10-10-2020, 04:06 AM
(10-09-2020, 09:03 AM)David Horn Wrote:(10-08-2020, 09:59 AM)Bob Butler 54 Wrote:(10-08-2020, 12:38 AM)Warren Dew Wrote: Thus far it has only been tested in the gunpowder age, though. We'll see how things go in the nuclear weapons age. My biggest fear is that the stable form of government in the nuclear weapons age may be that of North Korea.
It is OK to worry, but it is not profitable to get involved in a nuke war. While a North Korea might talk a big game, Trump's boast a while back that he has a bigger button has some truth to it. It might be a better tactic to yap than to actually do something. As is, the primary results of yapping seems to be sanctions and famine. It is not surprising North Korea has no imitators of their approach.
Don't discount 'stupid' as a policy, We've seen stupid many times before; QAnon is a prime example today.
Likewise the absurd, failed plot against Governor Whitmer (D-Michigan).
A hint about conspiracies: most are harebrained plots. Just think of the superb movie Double Indemnity (the original from 1944, and definitely not the lame 1973 made-for-TV remake) to see (if participants have higher social-economic status than the usual conspirators) in one of the more common circumstances: a murder-for-hire lot in which one of the spouses seeks to dispose of an inconvenient spouse while collecting life-insurance proceeds.
With the arguable exception of the July 20 plot against Satan Incarnate, conspirators are typically either underworld figures seeking some easy money or... well some clique of dimwits.
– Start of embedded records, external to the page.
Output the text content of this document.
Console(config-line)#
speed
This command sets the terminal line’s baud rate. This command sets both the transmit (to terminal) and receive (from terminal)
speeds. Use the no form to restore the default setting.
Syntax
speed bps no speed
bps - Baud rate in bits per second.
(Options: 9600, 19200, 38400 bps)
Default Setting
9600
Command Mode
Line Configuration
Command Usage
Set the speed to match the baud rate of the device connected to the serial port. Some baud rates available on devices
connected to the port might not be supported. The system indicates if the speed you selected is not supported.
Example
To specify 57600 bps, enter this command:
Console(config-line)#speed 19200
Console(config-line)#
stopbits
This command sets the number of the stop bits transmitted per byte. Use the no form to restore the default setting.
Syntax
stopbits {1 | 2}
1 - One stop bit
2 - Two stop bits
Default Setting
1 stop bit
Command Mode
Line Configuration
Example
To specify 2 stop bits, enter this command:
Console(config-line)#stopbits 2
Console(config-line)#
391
The bigger the conspiracy, the more about it can go wrong, such as infiltration, people deciding to break from it to save themselves a prison term or capital punishment, or an unraveling after the fact.
The ideal subject of totalitarian rule is not the convinced Nazi or the dedicated Communist but instead the people for whom the distinction between fact and fiction, true and false, no longer exists -- Hannah Arendt.